Loi d’orientation et de programmation pour la justice

Prud’hommes par Patricia Drevon, Secteur juridique

La loi n°2023-1059 du 20 novembre dite d’orientation et de programmation du ministère de la justice 2023-2027 est parue au JO du 21 novembre 2023.

Son article 1er acte d’une augmentation significative du budget alloué à la justice, et de la création, à horizon 2027, de 1 800 greffiers supplémentaires (sans garantie d’affectation aux prud’hommes).

Cette loi comprend un certain nombre de mesures touchant aux prud’hommes ainsi qu’une réforme de la saisie des rémunérations.

FO a fait part de son opposition sur de nombreuses mesures figurant dans cette loi tant en Conseil supérieur de la prud’homie que lors de l’examen du texte par le Parlement.

1) Elargissement du périmètre géographique de désignation des conseillers prud’hommes

Il est désormais possible de désigner un candidat demandeur d’emploi ou retraité sur le (ou les) CPH limitrophe(s) du CPH de rattachement par le domicile.

Antérieurement, pour cette catégorie de candidats, la faculté de recourir aux CPH limitrophes n’était ouverte qu’en cas de rattachement au CPH de la dernière activité professionnelle.

Cette disposition est d’application immédiate. Elle sera donc applicable pour la prochaine désignation complémentaire.

2) Renforcement de la déontologie

Jusqu’à présent, il n’était pas possible de poursuivre un conseiller prud’homme pour manquement à ses obligations déontologiques s’il démissionnait de son mandat. Cela est désormais possible.
Cette mesure est applicable immédiatement.

3) Remise d’une déclaration d’intérêts

Dans un délai de six mois à compter de leur installation, les conseillers prud’hommes remettent une déclaration d’intérêts :

  au président ou au vice-président du CPH, pour les conseillers prud’hommes ;
  au premier président de la cour d’appel, pour les présidents des CPH.

La remise de la déclaration d’intérêts donne lieu à un entretien déontologique du conseiller prud’homme avec l’autorité à laquelle la déclaration a été remise.
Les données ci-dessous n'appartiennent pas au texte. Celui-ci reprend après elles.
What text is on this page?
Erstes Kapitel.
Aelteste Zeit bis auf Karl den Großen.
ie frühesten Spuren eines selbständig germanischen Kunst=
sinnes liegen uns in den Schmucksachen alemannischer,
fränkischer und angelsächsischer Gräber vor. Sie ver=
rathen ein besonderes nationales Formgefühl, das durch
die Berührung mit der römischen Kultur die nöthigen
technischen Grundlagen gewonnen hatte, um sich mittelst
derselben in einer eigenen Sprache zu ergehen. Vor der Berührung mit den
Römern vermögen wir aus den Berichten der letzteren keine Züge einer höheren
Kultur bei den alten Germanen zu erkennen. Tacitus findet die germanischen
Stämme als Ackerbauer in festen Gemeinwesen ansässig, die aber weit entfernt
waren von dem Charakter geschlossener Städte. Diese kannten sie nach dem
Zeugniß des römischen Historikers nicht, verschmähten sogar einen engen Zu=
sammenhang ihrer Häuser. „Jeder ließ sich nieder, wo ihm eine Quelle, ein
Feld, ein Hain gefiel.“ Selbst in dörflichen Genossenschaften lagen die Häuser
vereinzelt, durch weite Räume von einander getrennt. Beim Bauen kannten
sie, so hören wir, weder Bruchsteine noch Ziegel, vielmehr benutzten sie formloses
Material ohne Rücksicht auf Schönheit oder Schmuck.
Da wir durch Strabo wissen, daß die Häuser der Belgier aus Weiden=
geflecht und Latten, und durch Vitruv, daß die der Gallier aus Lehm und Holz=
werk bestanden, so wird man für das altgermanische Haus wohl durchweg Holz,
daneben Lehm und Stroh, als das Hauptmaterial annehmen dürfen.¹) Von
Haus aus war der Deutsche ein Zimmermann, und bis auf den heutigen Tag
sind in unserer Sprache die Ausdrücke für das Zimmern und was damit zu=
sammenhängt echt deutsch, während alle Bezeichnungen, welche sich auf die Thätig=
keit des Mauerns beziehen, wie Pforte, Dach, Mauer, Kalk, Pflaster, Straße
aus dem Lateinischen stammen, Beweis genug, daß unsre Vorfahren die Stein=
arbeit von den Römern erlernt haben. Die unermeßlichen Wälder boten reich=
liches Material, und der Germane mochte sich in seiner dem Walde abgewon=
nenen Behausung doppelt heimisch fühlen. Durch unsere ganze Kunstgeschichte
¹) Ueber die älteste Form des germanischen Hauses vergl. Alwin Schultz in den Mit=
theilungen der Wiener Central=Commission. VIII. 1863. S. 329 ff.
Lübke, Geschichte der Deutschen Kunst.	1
L’application de cette mesure est reportée au prochain renouvellement général. Des précisions seront apportées dans un décret à paraître.

4) Durcissement des conditions de candidature

▪ La limitation du nombre de mandats par conseil

Antérieurement, il n’existait aucune limitation du nombre de mandats. A l’avenir, le mandat de conseiller prud’homme sera limité par conseil à 5 mandats.

▪ La limite d’âge à 75 ans

Le mandat de conseiller prud’homme prendra fin de plein droit […] à la fin de l’année civile au cours de laquelle ils [les conseillers prud’hommes] ont atteint l’âge de soixante-quinze ans. Dit autrement, l’année de leurs 75 ans, nos conseillers prud’hommes pourront continuer à siéger.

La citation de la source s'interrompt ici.